The New York Football Giants offseason program is over. The players now have a month until the scorching heat of training camp, and results from the GIANT-minicamp are in. Here’s a snippet from Michel Eisen and Coach Coughlin over at Giants.com titled: Minicamp ends with message from Coach
The Giants concluded their minicamp with a light jog-thru. That ended a two-month offseason program and a busy period in which the Giants installed a new offensive system, assimilated new coaches and added a large group of veteran free agents and rookies onto the team.
“We had a lot of goals, a lot of things that were objectives in this camp,” Coughlin said. “The integration of all the new people, whether it be draft choices or free agents that we brought in. I thought the veterans did a nice job of trying to integrate everybody into the team idea and I think we made some progress there. That was certainly one of them. Of course, the offense and the offensive terminology and that type of stuff, so we’ve been hard at work on that, we’ve made progress. We’re not there, but we’re making progress.”

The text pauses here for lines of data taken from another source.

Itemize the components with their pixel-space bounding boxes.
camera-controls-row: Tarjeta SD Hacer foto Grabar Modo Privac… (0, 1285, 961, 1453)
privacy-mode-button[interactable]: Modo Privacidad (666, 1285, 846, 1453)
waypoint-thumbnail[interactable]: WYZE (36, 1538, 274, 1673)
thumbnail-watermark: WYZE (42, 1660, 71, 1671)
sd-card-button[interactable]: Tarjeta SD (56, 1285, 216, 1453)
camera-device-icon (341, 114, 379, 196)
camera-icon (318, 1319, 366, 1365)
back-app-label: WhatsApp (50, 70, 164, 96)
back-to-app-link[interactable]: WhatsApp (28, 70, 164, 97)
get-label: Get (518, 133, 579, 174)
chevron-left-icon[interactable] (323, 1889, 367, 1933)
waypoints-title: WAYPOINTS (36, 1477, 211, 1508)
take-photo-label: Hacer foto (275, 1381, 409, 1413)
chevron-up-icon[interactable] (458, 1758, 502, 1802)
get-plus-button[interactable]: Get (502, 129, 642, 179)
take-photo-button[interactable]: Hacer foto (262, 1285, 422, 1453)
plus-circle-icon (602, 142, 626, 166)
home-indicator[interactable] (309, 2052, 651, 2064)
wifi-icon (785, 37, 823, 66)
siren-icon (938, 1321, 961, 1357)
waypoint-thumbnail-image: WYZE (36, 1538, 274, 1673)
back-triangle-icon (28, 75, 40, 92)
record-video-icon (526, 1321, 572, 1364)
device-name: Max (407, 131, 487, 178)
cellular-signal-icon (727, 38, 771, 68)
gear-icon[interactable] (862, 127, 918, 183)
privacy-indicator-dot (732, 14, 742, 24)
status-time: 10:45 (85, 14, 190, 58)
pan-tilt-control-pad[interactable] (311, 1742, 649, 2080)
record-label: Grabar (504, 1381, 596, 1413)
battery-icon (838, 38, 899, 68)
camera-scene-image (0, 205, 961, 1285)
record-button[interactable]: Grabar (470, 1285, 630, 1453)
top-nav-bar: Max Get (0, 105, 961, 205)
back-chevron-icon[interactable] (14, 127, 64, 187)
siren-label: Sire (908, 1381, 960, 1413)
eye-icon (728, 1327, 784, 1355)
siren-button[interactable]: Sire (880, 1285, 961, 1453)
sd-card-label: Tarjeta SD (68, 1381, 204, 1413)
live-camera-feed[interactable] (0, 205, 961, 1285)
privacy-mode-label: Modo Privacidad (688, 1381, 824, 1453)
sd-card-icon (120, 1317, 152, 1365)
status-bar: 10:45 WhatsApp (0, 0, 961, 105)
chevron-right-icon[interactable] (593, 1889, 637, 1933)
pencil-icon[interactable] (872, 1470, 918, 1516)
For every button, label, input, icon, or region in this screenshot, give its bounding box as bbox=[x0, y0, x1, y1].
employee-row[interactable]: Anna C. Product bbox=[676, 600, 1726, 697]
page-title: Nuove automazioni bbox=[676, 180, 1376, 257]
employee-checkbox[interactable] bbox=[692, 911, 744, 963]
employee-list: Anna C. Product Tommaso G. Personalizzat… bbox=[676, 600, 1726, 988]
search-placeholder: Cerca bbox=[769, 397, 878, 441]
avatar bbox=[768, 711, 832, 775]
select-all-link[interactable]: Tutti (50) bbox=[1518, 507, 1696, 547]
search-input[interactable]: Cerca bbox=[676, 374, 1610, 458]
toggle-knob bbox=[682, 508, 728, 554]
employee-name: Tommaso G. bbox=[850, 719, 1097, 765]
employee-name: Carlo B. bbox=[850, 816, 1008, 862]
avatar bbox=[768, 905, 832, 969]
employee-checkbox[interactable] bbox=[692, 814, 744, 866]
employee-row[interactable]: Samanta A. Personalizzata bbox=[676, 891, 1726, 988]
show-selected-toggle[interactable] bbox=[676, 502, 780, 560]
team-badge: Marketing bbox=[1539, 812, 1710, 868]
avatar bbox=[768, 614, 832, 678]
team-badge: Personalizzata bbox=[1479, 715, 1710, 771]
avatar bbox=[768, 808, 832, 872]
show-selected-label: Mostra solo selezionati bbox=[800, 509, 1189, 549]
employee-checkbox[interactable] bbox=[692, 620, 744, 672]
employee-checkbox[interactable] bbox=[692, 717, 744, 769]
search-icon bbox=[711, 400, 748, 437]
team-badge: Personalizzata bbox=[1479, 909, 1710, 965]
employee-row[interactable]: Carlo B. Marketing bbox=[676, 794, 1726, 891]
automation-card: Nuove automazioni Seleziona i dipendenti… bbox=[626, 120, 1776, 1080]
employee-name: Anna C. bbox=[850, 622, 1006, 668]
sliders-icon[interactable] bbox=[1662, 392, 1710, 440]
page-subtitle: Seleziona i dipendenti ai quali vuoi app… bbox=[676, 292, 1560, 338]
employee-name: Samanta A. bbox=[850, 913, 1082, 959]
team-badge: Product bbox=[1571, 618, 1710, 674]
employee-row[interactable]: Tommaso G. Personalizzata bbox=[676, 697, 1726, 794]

That may seem like typical offseason stuff to you, but we at GMEN HQ assure you Jints fans — Eli Manning can still hit a wide open net:
Overall this offseason, the Giants have released Will Hill, lost Jon Beason for 12 weeks to a foot injury and been scared with the dreaded hamstring injury to first rounder Odell Beckham Jr. Oh… and you can’t forget about Mark Herzlich‘s book. That’s vital.
The Giants got some good work in building towards Ben McAdoo’s new offensive vision during minicamp. In this story titled: Giants: Ben McAdoo doesn’t sweat transition, says ‘I’ve been groomed for the position‘, McAdoo offers up this morsel of knowledge to those wondering where the players are at in the transition process:
“To say that we have things mastered after 12 practices, by no stretch of the imagination do we have everything mastered,” he said. “But they understand the identity that we’re looking for moving forward and it will be exciting to get them back here and get some pads on.”
Any way you slice it, installing a new offense in the NFL is difficult. Ben McAdoo’s confidence is comforting, but comfort and confidence in July won’t win games in September. However, McAdoo’s message is appropriate — once the Giants get some pads on at training camp, Giants Nation will really start to see the formation of this new system in football’s violently poetic motion.